Monday, June 3, 2013

The Human Division by John Scalzi

 I kept trying to remember what this book reminded me of, and finally it came to me - the Retief books, by Keith Laumer, where Retief of the CDT (Corps Diplomatique Terrestrienne) falls into one odd adventure after another, and constantly solves problems in ways his bosses never expected nor condoned. The novel was originally "serialized" as 99 cent Kindle shorts, then linked together into a broader story, which made it nice to read in small doses when I had ten or fifteen minutes to spare.

It's been so long since I read the Old Man's War series that I'd forgotten where things left off, but if this book takes up from that point, not in a good place for humans. The Colonial Union is estranged from Earth these days, and opposed by the Conclave, an alliance of about four hundred intelligent races from around the galaxy, as well as under attack by some shadowy conspiracy which keeps putting the protagonists of the stories into deep trouble.

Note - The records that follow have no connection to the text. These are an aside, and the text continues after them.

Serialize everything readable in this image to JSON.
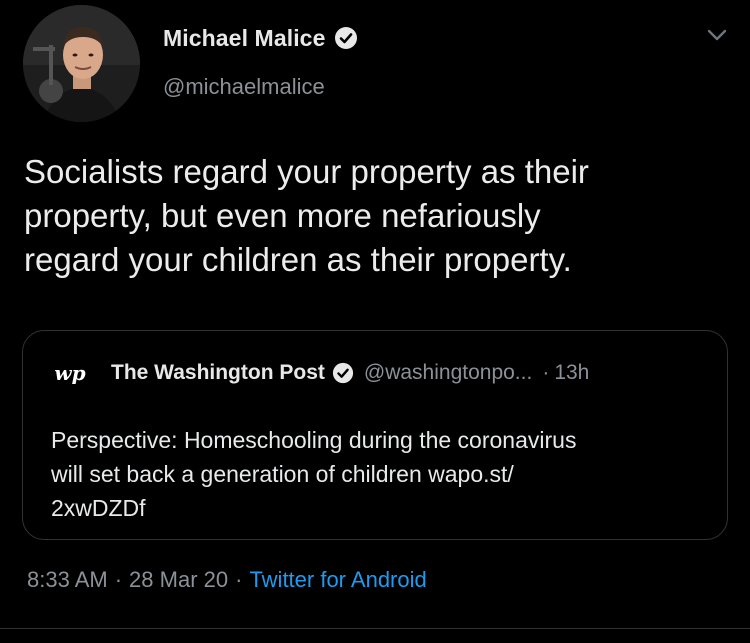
{
  "author": {
    "name": "Michael Malice",
    "handle": "@michaelmalice",
    "verified": true
  },
  "tweet": {
    "text": "Socialists regard your property as their\nproperty, but even more nefariously\nregard your children as their property."
  },
  "quote": {
    "logo_icon": "washington-post-logo",
    "name": "The Washington Post",
    "verified": true,
    "handle": "@washingtonpo...",
    "separator": "·",
    "time": "13h",
    "text": "Perspective: Homeschooling during the coronavirus\nwill set back a generation of children wapo.st/\n2xwDZDf"
  },
  "meta": {
    "time": "8:33 AM",
    "date": "28 Mar 20",
    "source": "Twitter for Android",
    "separator": "·"
  },
  "icons": {
    "verified": "verified-badge-icon",
    "more": "chevron-down-icon"
  },
  "colors": {
    "background": "#000000",
    "primary_text": "#e7e9ea",
    "secondary_text": "#8b9197",
    "link": "#1d9bf0",
    "border": "#2f3336"
  }
}
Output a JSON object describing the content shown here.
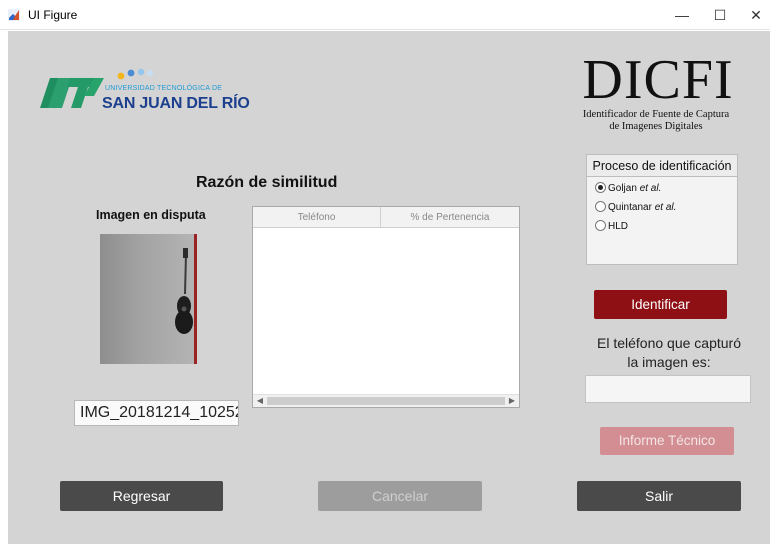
{
  "window": {
    "title": "UI Figure",
    "controls": {
      "minimize": "—",
      "maximize": "☐",
      "close": "✕"
    }
  },
  "logos": {
    "university": {
      "line1": "UNIVERSIDAD TECNOLÓGICA DE",
      "line2": "SAN JUAN DEL RÍO"
    },
    "dicfi": {
      "title": "DICFI",
      "subtitle_line1": "Identificador de Fuente de Captura",
      "subtitle_line2": "de Imagenes Digitales"
    }
  },
  "similarity": {
    "title": "Razón de similitud",
    "table": {
      "columns": [
        "Teléfono",
        "% de Pertenencia"
      ],
      "rows": []
    }
  },
  "disputed": {
    "title": "Imagen en disputa",
    "filename": "IMG_20181214_10252"
  },
  "identification": {
    "title": "Proceso de identificación",
    "options": [
      {
        "name": "Goljan",
        "suffix": "et al.",
        "selected": true
      },
      {
        "name": "Quintanar",
        "suffix": "et al.",
        "selected": false
      },
      {
        "name": "HLD",
        "suffix": "",
        "selected": false
      }
    ]
  },
  "actions": {
    "identify": "Identificar",
    "result_label_line1": "El teléfono que capturó",
    "result_label_line2": "la imagen es:",
    "result_value": "",
    "report": "Informe Técnico",
    "back": "Regresar",
    "cancel": "Cancelar",
    "exit": "Salir"
  },
  "colors": {
    "figure_bg": "#d4d4d4",
    "identify_button": "#8e0f14",
    "report_button_disabled": "#d28e93",
    "dark_button": "#4a4a4a",
    "disabled_button": "#9d9d9d"
  }
}
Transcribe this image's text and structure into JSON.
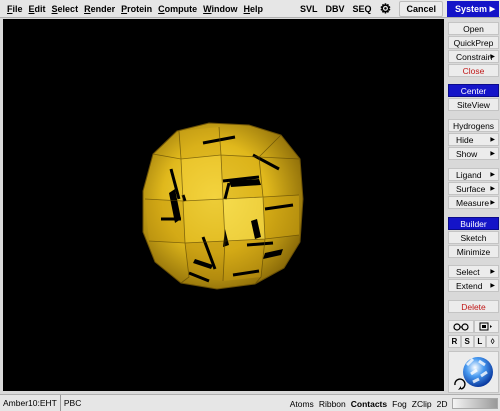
{
  "menubar": {
    "items": [
      "File",
      "Edit",
      "Select",
      "Render",
      "Protein",
      "Compute",
      "Window",
      "Help"
    ],
    "modes": [
      "SVL",
      "DBV",
      "SEQ"
    ],
    "gear_icon": "gear-icon",
    "cancel": "Cancel",
    "system": "System"
  },
  "side_panel": {
    "open": "Open",
    "quickprep": "QuickPrep",
    "constrain": "Constrain",
    "close": "Close",
    "center": "Center",
    "siteview": "SiteView",
    "hydrogens": "Hydrogens",
    "hide": "Hide",
    "show": "Show",
    "ligand": "Ligand",
    "surface": "Surface",
    "measure": "Measure",
    "builder": "Builder",
    "sketch": "Sketch",
    "minimize": "Minimize",
    "select": "Select",
    "extend": "Extend",
    "delete": "Delete",
    "rsl": [
      "R",
      "S",
      "L",
      "◊"
    ],
    "view_icons": [
      "glasses-icon",
      "picture-menu-icon"
    ],
    "orientation_icon": "rotation-sphere-icon"
  },
  "statusbar": {
    "forcefield": "Amber10:EHT",
    "pbc": "PBC",
    "right_items": [
      "Atoms",
      "Ribbon",
      "Contacts",
      "Fog",
      "ZClip",
      "2D"
    ],
    "bold_item": "Contacts"
  },
  "colors": {
    "accent_blue": "#1414c8",
    "delete_red": "#c01818",
    "viewport_bg": "#000000",
    "sphere_gold": "#e8c020"
  }
}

Ambassador Abumwe and her aides are definitely not the A-Team, perhaps not even the C-Team, so they draw the assignments that either no one else wants or which are doomed to failure from the start. Her technical geek, Harry Wilson, is on detached assignment from the Colonial Defense Force, and has a tendency to take a skewed perspective on problems. Her assistant undersecretary gopher flunky, Hart Schmidt, comes from a very powerful family on the colonial world of Phoenix, but prefers to toil in obscurity, where at least he feels like he's making a difference. The captain of the Clarke, the starship they all get around the galaxy in, when they're not getting it destroyed, Sophia Coloma, takes it all in stride.

Fun little vignettes, good dialog, mysterious plots afoot - no happy endings, but it made me smile.

1 comment:

Loni said...

I just read Scalzi's Redshirts and loved it. I've been thinking about picking up this series.